Улыбка шевельнула складки кожи, и добрые выцветшие глаза глядели, ничего не видя перед собой, подернутые дымкой вдохновения. Неугасимая, тлевшая, как последняя искра, надежда, что не все еще потеряно, что совершится чудо, и он еще споет своим прежним голосом, гордость артиста, отчаяние, ужас напрягали все его душевные силы.

 
Ее в грязи он подобрал!
 

Да, в грязи. Сострадание, жалость, любовь разлились на этом добром, голом, в морщинах лице.

 
Чтоб все достать ей, красть он стал…
Она плясала, пила вино и над безумцем хохотала!..
 

Он хохотал. Он хохотал, закатив добрые глаза, и его большой рот и голые складки лица потянулись к большим, торчавшим в разные стороны ушам.
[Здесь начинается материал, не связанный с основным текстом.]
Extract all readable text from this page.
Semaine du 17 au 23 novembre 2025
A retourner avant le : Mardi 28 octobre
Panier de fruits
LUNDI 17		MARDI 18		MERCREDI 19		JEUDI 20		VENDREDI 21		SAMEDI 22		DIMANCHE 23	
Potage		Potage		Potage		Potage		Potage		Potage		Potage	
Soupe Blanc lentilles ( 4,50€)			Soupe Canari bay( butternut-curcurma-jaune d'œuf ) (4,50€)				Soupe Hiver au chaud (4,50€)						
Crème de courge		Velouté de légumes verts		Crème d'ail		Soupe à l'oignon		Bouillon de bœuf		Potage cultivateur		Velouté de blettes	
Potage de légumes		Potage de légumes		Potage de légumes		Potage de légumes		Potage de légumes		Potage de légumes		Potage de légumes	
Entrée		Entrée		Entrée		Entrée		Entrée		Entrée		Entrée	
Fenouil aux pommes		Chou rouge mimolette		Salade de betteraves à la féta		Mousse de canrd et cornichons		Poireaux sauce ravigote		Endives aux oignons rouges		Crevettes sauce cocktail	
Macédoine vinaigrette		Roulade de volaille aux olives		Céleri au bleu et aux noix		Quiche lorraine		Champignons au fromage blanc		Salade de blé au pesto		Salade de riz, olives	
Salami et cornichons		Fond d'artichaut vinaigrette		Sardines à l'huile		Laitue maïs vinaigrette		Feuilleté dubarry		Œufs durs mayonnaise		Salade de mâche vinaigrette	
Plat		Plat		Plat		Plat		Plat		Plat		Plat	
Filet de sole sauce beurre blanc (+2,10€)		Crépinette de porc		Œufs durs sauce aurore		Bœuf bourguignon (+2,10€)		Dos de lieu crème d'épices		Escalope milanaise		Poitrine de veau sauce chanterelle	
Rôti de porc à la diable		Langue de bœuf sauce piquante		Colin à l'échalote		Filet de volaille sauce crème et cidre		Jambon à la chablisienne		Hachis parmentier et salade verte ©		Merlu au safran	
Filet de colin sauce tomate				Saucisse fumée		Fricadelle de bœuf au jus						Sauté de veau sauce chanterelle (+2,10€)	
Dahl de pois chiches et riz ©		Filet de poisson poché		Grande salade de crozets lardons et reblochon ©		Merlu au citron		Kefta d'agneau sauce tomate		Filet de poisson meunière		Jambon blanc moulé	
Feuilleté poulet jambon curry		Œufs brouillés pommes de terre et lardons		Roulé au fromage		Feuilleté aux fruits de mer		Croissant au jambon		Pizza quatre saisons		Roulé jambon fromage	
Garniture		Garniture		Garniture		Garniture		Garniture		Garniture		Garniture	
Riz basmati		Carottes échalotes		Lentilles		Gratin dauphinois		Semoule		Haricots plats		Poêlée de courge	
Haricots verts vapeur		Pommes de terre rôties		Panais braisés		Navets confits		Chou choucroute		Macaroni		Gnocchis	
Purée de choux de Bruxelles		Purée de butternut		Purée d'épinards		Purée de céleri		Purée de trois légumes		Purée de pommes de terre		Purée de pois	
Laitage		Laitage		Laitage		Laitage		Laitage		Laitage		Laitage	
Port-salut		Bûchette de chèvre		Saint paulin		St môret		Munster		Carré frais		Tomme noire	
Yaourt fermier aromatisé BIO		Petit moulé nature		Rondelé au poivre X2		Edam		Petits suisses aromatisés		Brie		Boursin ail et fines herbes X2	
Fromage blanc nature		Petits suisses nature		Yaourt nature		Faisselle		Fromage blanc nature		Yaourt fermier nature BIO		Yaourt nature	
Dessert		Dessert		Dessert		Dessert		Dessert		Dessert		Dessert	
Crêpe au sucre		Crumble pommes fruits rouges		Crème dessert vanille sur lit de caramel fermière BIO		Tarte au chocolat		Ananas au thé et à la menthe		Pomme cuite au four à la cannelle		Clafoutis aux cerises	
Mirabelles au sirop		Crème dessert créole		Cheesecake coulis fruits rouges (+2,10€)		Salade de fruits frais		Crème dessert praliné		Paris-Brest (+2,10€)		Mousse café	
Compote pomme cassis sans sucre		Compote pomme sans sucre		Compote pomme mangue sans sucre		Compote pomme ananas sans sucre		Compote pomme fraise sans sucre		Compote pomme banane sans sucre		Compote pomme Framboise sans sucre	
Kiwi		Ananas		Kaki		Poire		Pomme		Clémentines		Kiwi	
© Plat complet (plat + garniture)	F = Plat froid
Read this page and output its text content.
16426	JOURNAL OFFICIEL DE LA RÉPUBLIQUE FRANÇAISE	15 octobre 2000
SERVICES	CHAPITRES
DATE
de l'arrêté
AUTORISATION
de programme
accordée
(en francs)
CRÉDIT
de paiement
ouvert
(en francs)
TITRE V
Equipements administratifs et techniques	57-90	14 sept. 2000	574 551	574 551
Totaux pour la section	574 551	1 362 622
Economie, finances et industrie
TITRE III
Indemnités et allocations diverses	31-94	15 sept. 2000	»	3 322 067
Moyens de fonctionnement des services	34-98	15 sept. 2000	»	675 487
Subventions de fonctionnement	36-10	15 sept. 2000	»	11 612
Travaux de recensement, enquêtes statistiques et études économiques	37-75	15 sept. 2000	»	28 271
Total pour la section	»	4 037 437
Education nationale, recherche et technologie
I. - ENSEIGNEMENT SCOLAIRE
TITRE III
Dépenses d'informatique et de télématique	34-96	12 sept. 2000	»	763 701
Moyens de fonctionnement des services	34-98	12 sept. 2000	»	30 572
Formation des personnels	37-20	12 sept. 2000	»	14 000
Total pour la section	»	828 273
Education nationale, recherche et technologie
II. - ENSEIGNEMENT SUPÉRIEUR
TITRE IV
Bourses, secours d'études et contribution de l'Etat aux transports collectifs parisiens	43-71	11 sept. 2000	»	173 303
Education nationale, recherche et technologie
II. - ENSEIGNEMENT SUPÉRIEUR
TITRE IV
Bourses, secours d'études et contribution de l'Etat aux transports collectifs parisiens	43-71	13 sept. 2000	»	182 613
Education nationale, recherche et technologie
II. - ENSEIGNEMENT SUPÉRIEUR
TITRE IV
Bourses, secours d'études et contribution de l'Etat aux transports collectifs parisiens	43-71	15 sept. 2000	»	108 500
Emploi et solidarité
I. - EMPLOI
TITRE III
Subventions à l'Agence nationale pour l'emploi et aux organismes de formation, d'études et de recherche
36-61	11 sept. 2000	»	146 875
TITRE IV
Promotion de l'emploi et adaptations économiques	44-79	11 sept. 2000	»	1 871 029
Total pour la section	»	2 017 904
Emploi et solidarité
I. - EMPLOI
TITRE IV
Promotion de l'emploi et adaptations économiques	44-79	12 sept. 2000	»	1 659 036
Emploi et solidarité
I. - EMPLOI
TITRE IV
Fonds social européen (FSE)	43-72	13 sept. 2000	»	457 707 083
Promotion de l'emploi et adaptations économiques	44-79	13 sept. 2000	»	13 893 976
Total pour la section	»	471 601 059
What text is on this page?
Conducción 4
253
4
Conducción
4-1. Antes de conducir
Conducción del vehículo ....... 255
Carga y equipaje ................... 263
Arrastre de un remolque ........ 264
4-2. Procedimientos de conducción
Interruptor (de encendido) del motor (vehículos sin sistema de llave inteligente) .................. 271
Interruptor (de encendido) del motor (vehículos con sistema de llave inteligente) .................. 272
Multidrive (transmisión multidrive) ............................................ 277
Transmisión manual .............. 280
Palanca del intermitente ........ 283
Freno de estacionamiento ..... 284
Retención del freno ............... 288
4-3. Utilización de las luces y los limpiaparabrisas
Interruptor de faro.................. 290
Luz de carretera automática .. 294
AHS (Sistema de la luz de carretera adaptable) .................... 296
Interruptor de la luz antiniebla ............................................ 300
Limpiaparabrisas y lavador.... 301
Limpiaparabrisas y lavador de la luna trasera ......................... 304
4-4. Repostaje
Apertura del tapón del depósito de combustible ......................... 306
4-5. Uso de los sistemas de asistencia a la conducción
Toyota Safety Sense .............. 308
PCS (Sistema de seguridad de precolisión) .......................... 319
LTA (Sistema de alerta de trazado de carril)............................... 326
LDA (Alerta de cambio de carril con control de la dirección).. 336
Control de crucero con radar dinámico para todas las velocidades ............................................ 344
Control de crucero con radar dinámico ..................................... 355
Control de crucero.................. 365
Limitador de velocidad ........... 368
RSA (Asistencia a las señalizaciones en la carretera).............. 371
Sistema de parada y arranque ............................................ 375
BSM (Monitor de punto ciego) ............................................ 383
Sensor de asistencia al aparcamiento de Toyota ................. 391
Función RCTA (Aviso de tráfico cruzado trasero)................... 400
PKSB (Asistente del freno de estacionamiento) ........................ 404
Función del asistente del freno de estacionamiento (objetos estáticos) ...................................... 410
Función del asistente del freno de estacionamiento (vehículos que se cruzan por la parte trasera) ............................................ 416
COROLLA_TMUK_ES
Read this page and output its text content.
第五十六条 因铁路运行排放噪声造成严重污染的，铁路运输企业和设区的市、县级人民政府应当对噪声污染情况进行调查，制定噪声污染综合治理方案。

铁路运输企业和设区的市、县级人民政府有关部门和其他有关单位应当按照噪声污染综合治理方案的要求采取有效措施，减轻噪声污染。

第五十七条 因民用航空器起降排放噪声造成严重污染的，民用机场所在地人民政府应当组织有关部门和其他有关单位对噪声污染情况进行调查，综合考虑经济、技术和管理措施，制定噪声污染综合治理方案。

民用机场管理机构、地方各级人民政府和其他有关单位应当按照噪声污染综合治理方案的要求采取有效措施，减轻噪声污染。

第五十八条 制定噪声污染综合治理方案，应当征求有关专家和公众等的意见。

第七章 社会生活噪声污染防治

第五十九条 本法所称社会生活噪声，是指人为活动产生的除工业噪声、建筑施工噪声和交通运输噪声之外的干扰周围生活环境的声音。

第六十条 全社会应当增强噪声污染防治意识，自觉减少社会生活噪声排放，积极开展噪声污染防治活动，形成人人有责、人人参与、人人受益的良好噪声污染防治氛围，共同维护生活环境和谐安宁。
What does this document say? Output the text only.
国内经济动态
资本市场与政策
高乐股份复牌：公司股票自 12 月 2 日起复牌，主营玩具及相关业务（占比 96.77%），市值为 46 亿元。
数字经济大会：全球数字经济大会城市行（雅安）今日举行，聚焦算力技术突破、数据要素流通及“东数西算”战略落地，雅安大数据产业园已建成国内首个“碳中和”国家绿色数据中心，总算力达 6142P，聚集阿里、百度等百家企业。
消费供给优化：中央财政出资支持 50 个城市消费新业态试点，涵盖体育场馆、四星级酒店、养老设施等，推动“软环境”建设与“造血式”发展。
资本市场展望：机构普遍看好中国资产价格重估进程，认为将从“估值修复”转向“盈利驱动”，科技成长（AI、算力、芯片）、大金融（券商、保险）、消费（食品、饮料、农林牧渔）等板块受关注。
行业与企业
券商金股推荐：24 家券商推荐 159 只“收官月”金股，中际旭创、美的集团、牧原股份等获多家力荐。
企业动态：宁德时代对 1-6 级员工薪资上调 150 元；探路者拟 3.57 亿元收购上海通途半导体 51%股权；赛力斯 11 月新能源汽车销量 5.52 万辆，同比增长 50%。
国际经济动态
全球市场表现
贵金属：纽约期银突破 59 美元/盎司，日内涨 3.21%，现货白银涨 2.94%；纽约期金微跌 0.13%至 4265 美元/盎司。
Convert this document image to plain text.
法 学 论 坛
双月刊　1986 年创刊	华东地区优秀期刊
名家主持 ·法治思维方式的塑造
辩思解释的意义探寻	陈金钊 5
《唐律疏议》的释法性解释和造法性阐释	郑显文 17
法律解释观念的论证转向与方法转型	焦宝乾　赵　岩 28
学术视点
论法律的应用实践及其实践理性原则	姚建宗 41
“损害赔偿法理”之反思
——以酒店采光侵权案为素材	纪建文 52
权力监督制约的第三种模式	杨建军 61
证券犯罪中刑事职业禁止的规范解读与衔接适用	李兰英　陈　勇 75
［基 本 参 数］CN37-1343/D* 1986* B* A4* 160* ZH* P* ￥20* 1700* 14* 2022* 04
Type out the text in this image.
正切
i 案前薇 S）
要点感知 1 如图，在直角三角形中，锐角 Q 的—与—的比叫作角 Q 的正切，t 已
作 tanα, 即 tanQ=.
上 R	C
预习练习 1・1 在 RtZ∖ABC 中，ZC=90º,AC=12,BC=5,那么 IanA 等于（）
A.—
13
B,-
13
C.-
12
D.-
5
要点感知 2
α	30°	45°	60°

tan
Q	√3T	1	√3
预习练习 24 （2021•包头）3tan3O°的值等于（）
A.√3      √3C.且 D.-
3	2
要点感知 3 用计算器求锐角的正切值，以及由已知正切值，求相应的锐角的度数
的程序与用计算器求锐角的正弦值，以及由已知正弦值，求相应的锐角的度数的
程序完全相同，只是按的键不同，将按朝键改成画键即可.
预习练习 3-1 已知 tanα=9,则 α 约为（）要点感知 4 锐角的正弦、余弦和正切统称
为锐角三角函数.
Сотрудник сидел как на угольях. Он каждую секунду ждал, что гомерический неудержимый хохот потрясет театр от партера до галереи, опустил глаза и не смел поднять их на этого доброго человека. Если бы он пел обыкновенно, как поют безголосые, публика прослушала бы молча, поскучала бы, и все. Но он старался, он вкладывал душу в свой хриповатый козлиный речитатив, сопровождавшийся шумом тяжелого дыхания, как в граммофоне, и это было ужасно. Не расхохотаться было невозможно.

Сотрудник робко, со страхом поднял глаза. Весь театр не шевелился и молчал, как мертвый.

Публика, обычно не церемонившаяся с артистами и очень экспансивно высказывавшая свои впечатления, теперь молчала. Очевидно, чувствовали, что на сцене разыгрывалась какая-то драма.

Об этом человеке, так страшно улыбавшемся добрым морщинистым лицом, демонически хохотавшем, можно было сказать: «Смейся, паяц…»

Когда на другой день в газете появилась заметка о прекрасном исполнении «Ее в грязи он подобрал», рецензента подняли на смех.

– Ну, я желал бы, чтобы вы побыли на моем месте четверть часа, когда он пел.